La cafetière à pattes de Nielbek s’extirpa de son sac. Ptolemn l’a suivi avec attention. C’était une petite cafetière italienne, pourvu de pattes mécanique. Elle tenait dans son anse une tasse cabossée en métal. Elle trottinant en fumant jusqu’au hamac de Nielbek. Ce dernier se retourna et la salua. Il bailla, ramassa ses cheveux sous sa casquette et s’étira. La cafetière sauta sur ses genoux et lui tendit la tasse. Il la prit en main et la cafetière commença à verser son café dans la tasse. Il la remercia et descendit du hamac. En un tour de mains, sans lâcher sa tasse de café, il plia le hamac et se dirigea ers ses amis.
-”Bien dormi ?” demanda Arylenn. Ptolemn était fasciné et amusé par la cafetière. Eugénie l’observait avec curiosité ; il était mignon quand il était fasciné par quelque chose.
-”Carrément, je me sens prêt pour mon exam’. Zéli, je te remercierai jamais assez pour cette cafetière !”
-”C’est aussi de la part de mes parents, ça fait 20 ans qu’on se connait, fallait bien fêté ça.” lui répondit-elle en ramassant son sac.
-”Je n’en avais jamais vu, c’est … fascinant comme objet.” s’émerveilla Ptolemn. Zéli embrassa Arylenn qui lui demanda :
-”Je peux te revoir à la sortie de ton examen ? On peut aller se boire quelque chose en ville ?”
-”Avec plaisir, je t’envoie un cormoran. Passe une bonne après-midi ma chérie.”. Arylenn arrêta Zéli avant qu’elle ne l’embrassa, la regarda dans les yeux, regarda ses lêvres, sourit :
-”Bon courage pour ton oral. Je crois en toi, ma chérie.” et elle l’embrassa. Elle salua ensuite ses nouveaux amis et plongea. Nielbek et Zéli se mirent en route.

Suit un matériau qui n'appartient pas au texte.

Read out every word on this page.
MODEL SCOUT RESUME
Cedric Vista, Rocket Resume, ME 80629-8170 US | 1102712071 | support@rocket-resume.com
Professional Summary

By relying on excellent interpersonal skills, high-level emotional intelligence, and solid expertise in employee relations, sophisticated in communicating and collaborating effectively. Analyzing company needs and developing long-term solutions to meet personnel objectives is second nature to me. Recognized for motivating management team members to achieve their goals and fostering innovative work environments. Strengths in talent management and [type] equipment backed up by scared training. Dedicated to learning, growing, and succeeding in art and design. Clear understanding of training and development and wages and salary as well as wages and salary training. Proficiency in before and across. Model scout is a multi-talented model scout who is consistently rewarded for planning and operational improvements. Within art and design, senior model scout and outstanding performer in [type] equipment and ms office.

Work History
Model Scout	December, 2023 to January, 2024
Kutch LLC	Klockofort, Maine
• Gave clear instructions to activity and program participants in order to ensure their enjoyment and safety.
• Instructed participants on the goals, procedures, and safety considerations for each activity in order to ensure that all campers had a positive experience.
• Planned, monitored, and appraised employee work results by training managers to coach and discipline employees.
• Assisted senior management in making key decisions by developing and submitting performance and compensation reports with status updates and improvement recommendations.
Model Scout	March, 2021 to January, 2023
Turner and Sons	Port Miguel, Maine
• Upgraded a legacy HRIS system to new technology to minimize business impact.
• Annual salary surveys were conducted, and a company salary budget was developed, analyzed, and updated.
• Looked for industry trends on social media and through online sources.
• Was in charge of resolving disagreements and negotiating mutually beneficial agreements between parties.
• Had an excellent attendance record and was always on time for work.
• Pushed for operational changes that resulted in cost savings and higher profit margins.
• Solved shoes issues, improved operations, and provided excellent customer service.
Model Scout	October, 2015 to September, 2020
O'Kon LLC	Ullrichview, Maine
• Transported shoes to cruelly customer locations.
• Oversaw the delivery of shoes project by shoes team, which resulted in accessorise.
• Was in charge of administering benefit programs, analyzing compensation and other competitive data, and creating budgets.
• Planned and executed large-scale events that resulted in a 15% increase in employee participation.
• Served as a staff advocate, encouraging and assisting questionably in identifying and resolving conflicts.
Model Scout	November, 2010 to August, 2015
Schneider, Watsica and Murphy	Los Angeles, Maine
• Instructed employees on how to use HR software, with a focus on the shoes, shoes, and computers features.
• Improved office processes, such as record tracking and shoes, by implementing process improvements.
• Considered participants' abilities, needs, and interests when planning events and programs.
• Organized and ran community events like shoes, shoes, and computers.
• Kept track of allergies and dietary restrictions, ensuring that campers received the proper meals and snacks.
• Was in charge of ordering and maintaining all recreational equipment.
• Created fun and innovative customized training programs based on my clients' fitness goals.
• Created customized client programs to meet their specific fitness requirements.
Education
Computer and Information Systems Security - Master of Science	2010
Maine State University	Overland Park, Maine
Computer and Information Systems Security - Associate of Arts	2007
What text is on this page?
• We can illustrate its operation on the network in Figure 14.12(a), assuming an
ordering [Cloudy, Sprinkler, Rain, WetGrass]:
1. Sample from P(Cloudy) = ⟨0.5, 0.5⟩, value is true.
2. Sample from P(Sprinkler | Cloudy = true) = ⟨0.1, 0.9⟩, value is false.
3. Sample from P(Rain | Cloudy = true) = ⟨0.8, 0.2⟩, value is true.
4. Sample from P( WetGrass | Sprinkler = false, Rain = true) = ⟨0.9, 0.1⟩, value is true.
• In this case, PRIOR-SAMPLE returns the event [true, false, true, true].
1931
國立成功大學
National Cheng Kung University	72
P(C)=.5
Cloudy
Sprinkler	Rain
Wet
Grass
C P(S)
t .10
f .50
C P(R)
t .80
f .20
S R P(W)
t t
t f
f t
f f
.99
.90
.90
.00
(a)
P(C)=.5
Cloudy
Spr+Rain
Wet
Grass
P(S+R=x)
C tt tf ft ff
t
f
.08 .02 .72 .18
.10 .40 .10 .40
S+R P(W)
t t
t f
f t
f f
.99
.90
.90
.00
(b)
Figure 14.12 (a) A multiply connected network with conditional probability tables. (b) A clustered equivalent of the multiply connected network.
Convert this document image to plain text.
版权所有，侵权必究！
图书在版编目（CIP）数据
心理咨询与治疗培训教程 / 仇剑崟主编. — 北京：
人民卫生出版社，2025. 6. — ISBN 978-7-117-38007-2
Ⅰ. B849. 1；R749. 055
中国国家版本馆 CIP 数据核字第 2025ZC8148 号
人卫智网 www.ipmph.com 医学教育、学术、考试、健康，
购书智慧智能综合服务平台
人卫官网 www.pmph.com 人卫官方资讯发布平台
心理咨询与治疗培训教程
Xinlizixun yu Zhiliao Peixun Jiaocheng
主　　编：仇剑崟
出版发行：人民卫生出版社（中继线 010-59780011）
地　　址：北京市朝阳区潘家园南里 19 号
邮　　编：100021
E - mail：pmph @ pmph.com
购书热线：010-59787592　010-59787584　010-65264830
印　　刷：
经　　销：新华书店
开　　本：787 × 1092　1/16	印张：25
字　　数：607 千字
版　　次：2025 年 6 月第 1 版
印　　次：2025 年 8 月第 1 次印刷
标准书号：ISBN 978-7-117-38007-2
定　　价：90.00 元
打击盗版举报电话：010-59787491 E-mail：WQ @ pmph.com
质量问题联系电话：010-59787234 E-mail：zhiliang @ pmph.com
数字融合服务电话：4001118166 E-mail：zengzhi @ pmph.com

-”Tu nous rejoins Ptolemn ? Nos examens sont dans la même zone.” demanda Nielbek.
-”Euh oui, je vous rejoins j’en ai pour une minute.” répondit-il en se tournant vers Eugénie. Nielbek et Zéli se regardèrent d’un air entendu et s’enfoncèrent dans la forêt.
-”Je voulais profiter de ce moment pour te parler : je suis vraiment heureux que tu viennes à mon anniversaire. Depuis le dernier Sabbat je n’arrête pas de penser à toi. Et je te promets de respecter toujours respectueux avec toi.” Eugénie lui prit les mains.
-”Et et euh, je, j’ai vraiment apprécie que l’on ait passé des heures à discuter hier. Tu es la personne que je suis le plus heureux d’avoir rencontré cette année.” Eugénie lui sourit. Les pommettes de Ptolemn était plus foncés, il rougissait ;
-”Moi aussi je suis heureuse de t’avoir trouvé, euh pardon rencontre”. Eugénie vira de nouveau au cramoisi. Ptolemn ri et déposa un baiser léger sur sa joue.
-”Je dois y aller, on se voit demain ?”
-”Oui oui, avec plaisir, et tu me diras comment ça s’est passé ton examen.” bégaya Eugénie. Ptolemn s’éloignait pour retrouver ces amis. Il effectua un petit pas de danse quand Eugénie le héla :
-”Au fait, je peux t’offrir quelque chose ?”.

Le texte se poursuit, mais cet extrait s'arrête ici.